Am gleichen Strick ziehen
Entscheidend für einen erfolgreichen Übergang sei auch, wie das Gespräch zwischen Eltern und Lehrperson verlaufe. Hier gelte es, sich auf eine gemeinsame Linie zu einigen und am gleichen Strick zu ziehen – zum Wohl des Kindes. «Eltern können ihre eigenen Kinder meist gut einschätzen und wollen ja nur das Beste für sie», sagt die LCH-Präsidentin. Doch: «Wenn sich dann aber die Meinung der Schule nicht mit den Vorstellungen der Eltern deckt, braucht es auch hier wieder Zeit, bis ein gemeinsamer Weg gefunden wird.» Dagmar Rösler fordert einen Kontakt auf Augenhöhe mit allen Beteiligten. Dabei sollte stets das Wohl des Kindes im Fokus behalten werden. Die Kommunikation mit dem Kind spiele hier ebenfalls eine zentrale Rolle.
Konsens finden
Leider verlaufen Übertrittsgespräche nicht immer im gegenseitigen Einvernehmen.
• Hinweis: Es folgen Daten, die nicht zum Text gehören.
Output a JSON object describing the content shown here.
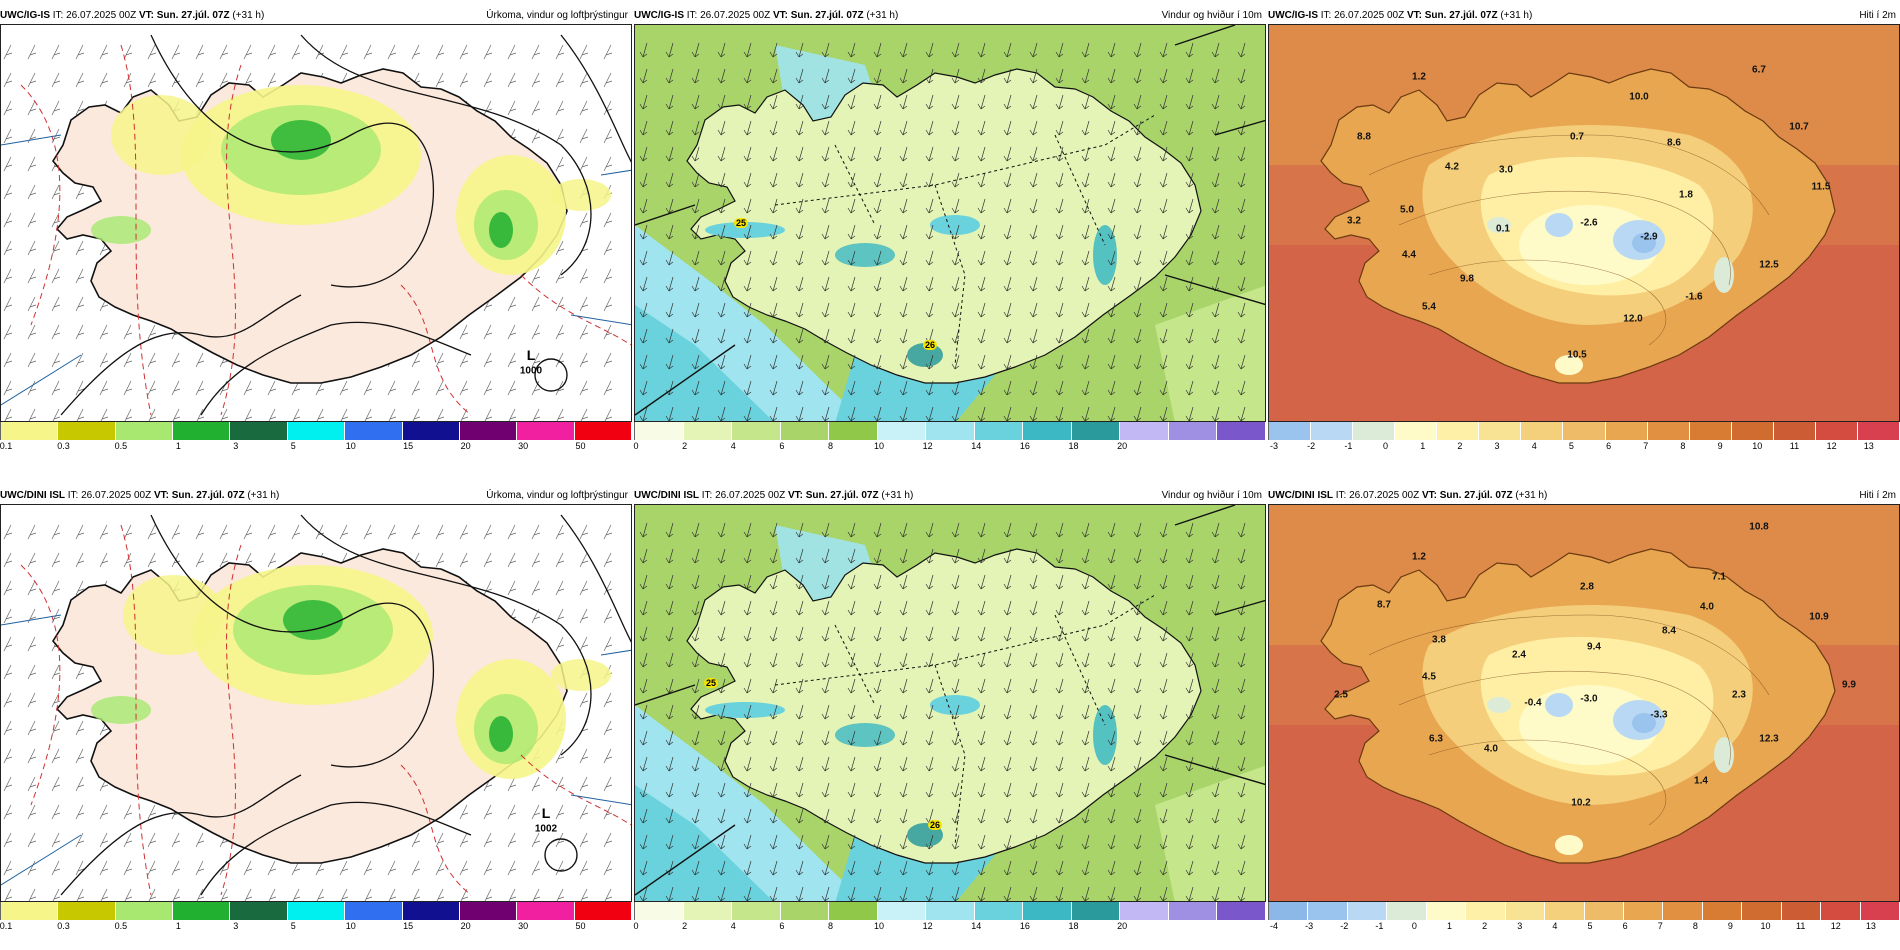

Regelmässig liest man in den Medien von Gesprächen zwischen Lehrpersonen und Eltern, die einen Anwalt einschalten, um ihre Ziele juristisch durchzusetzen. Das sei jedoch nicht zielführend, betont Philipp Ramming: «Die Schule darf sich nicht auf einen Kampf mit den Eltern einlassen. Ein juristischer Streit bedeutet auch für das Kind Stress und vor allem ein Loyalitätsproblem, weil es ja auch eine gewisse Beziehung zur Lehrperson aufgebaut hat.» Die Parteien sollten sich bereits im Vorfeld darauf einigen, wie sie vorgehen wollen, wenn kein gemeinsamer Konsens gefunden werden kann, empfiehlt der Kinder- und Jugendpsychologe. Ein solches Vorgehen könnte zum Beispiel bedeuten, das Kind für ein halbes Jahr in die von den Eltern gewünschte Klasse zu schicken und dann Bilanz zu ziehen: Wie geht es dem Kind? Wie sehen seine Schulleistungen aus? Was sagen die Lehrpersonen? «Das Wohlbefinden des Kindes steht im Zentrum. Kommt es in der neuen Klasse oder mit der Schule nicht zurecht, sollten die Eltern eine Lösung suchen, die den Bedürfnissen und Fähigkeiten des Kindes entspricht», betont Philipp Ramming.